These are my ten favourite new genealogy collections and initiatives in 2015, listed in no particular order.
1. Online Irish Catholic Parish registers.
There was a lot of excitement in the weeks leading up to the July 8 National Library of Ireland’s release of free online access to 390,000 digitized microfilm images of Catholic parish registers. And then frustration set in as some of us struggled to find relevant registers. Thankfully, several bloggers jumped in to explain how best to research – Bloggers advise how to search the online Irish Catholic parish registers.
2. Saskatchewan WWI newspapers
With no fanfare, the Saskatchewan Archives and the University of Saskatchewan digitized more than 200,000 pages of newspapers published during the First World War in about 100 communities across Saskatchewan. These pages can be searched on Saskatchewan Historic Newspaper Online.
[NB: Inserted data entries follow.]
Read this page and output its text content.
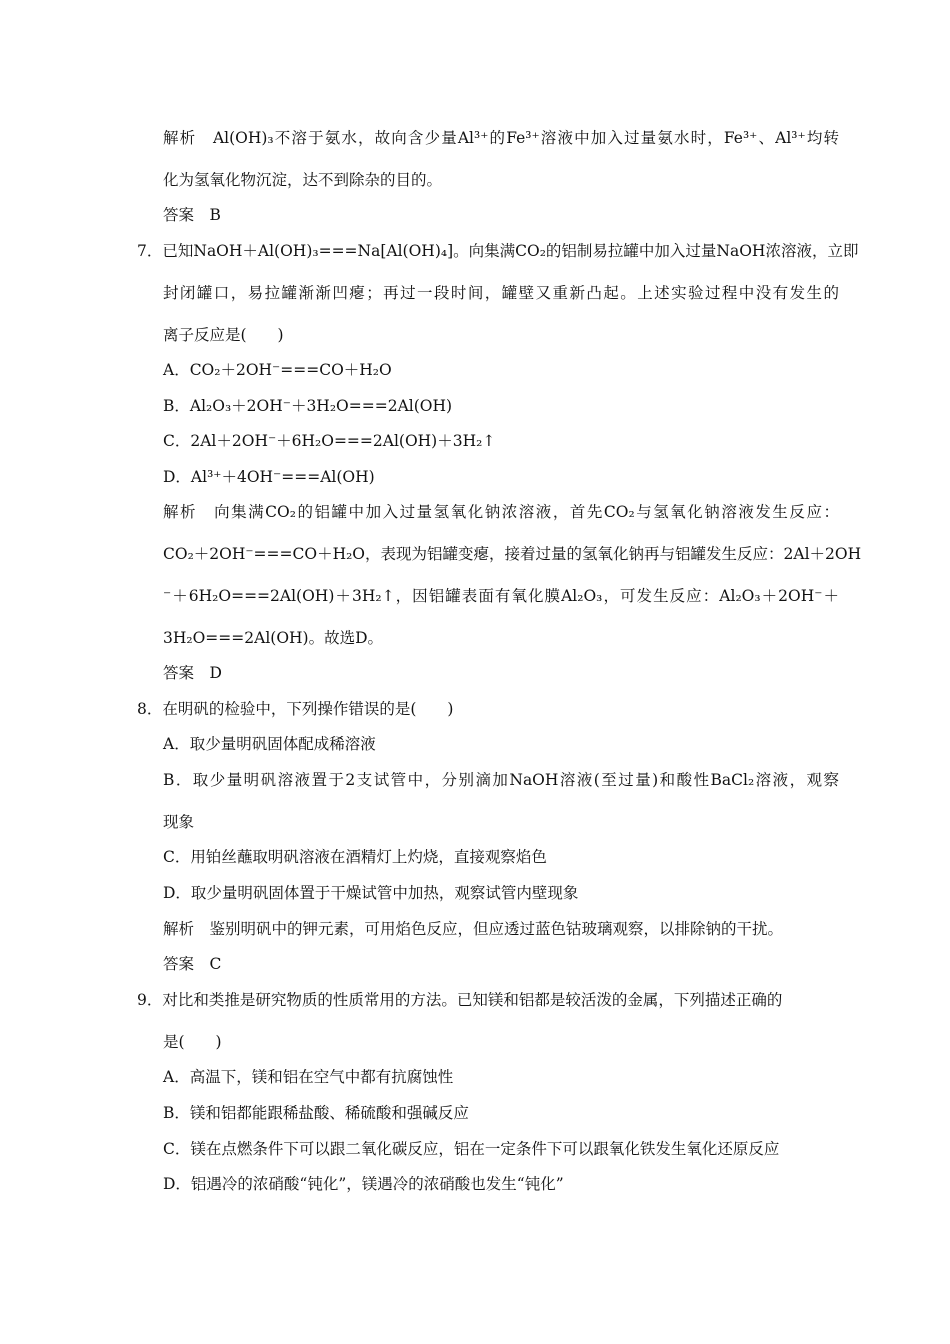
解析　 Al(OH)₃不溶于氨水，故向含少量Al³⁺的Fe³⁺溶液中加入过量氨水时，Fe³⁺、Al³⁺均转
化为氢氧化物沉淀，达不到除杂的目的。
答案　 B
7．已知NaOH＋Al(OH)₃===Na[Al(OH)₄]。向集满CO₂的铝制易拉罐中加入过量NaOH浓溶液，立即
封闭罐口，易拉罐渐渐凹瘪；再过一段时间，罐壁又重新凸起。上述实验过程中没有发生的
离子反应是(　　)
A．CO₂＋2OH⁻===CO＋H₂O
B．Al₂O₃＋2OH⁻＋3H₂O===2Al(OH)
C．2Al＋2OH⁻＋6H₂O===2Al(OH)＋3H₂↑
D．Al³⁺＋4OH⁻===Al(OH)
解析　 向集满CO₂的铝罐中加入过量氢氧化钠浓溶液，首先CO₂与氢氧化钠溶液发生反应：
CO₂＋2OH⁻===CO＋H₂O，表现为铝罐变瘪，接着过量的氢氧化钠再与铝罐发生反应：2Al＋2OH
⁻＋6H₂O===2Al(OH)＋3H₂↑，因铝罐表面有氧化膜Al₂O₃，可发生反应：Al₂O₃＋2OH⁻＋
3H₂O===2Al(OH)。故选D。
答案　 D
8．在明矾的检验中，下列操作错误的是(　　)
A．取少量明矾固体配成稀溶液
B．取少量明矾溶液置于2支试管中，分别滴加NaOH溶液(至过量)和酸性BaCl₂溶液，观察
现象
C．用铂丝蘸取明矾溶液在酒精灯上灼烧，直接观察焰色
D．取少量明矾固体置于干燥试管中加热，观察试管内壁现象
解析　 鉴别明矾中的钾元素，可用焰色反应，但应透过蓝色钴玻璃观察，以排除钠的干扰。
答案　 C
9．对比和类推是研究物质的性质常用的方法。已知镁和铝都是较活泼的金属，下列描述正确的
是(　　)
A．高温下，镁和铝在空气中都有抗腐蚀性
B．镁和铝都能跟稀盐酸、稀硫酸和强碱反应
C．镁在点燃条件下可以跟二氧化碳反应，铝在一定条件下可以跟氧化铁发生氧化还原反应
D．铝遇冷的浓硝酸“钝化”，镁遇冷的浓硝酸也发生“钝化”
3. McGill student newspapers
Throughout this past summer, the McGill University Library digitization team uploaded 90 years of the student newspaper, the McGill Daily, to Internet Archive. Starting with the first issue published on October 2, 1911, the students uploaded more than 9,800 issues up to 2001, at a rate of a few hundred issues each day. What really impresses me is the digitization team’s ongoing efforts.
4. Nova Scotia Archives
Nova Scotia Archives has produced a lot this year to help genealogists with their research. This year, the Archives added 26,625 birth, marriage, and death records, redesigned its website to make it easier for us to discover and research resources, created a new genealogy guide, and marked the 98th anniversary of the Halifax Explosion with more online content.
5. Map collection
The priceless W.K. Morrison Special Collection of cartographic books and maps, dating back to the 16th century, was digitized and put online by the Nova Scotia Community College’s Centre of Geographic Sciences. In addition to a remarkable collection of early maps of Atlantic Canada, there are maps of New France, British and French settlements in North America, Canada, Hudson Bay, Quebec, Montreal, the US “agreeable to the Peace of 1783,” an 1822 world atlas, England in 1750, Europe, South Africa, and much more.
6. Drouin Institute adds more than 150,000 obituaries to its website
The Drouin Institute added more than 150,000 obituaries to its free obituaries database. Now we have free access to more than 1.7 million obituaries published in newspapers across Canada from 1999 to present. They also improved the obituary search engine.
7. Drouin Institute improves yearly and daily subscriptions
Drouin Institute made two improvements to its yearly and daily subscription services for its Quebec Records website. A 24-hour subscription was introduced for $5.00. The yearly subscription for $100 now has a weekly image limit, instead of daily. To me, one of the best deals remains the monthly subscription for only $13.
8. WWI Canadian service files
In January 2014, Library and Archives Canada announced it plans to digitize 640,000 Canadian Expeditionary Force personnel service files as part of the First World War commemoration activities of the Government of Canada. Since LAC digitized more than 110,000 services files in 2015, this initiative certainly calls for recognition this year.
9. FamilySearch’s Canadian collections
FamilySearch added 27 new and updated Canadian collections. My friend John D. Reid compiled the list on his blog, Canada’s Anglo-Celtic Connections.
10. Ancestry’s Canadian collections
Ancestry added 15 new Canadian titles with nearly 2.4 million records. John D. Reid compiled the list on his blog, Canada’s Anglo-Celtic Connections.
Honourable mention
Genealogy Research Toolbox
This summer, I took a break from gardening to create my Genealogy Research Toolbox that contains several categories: General, Canada, Quebec/New France, Acadia, City Directories, Newspapers, Military, Cemeteries, Photos, Genealogy Education, and Online Books and Theses, Methodology, and Social Media. These are the online resources I use the most for my research, and I hope they help you.
Did I miss anything?
What would you have included in this list? Let me know.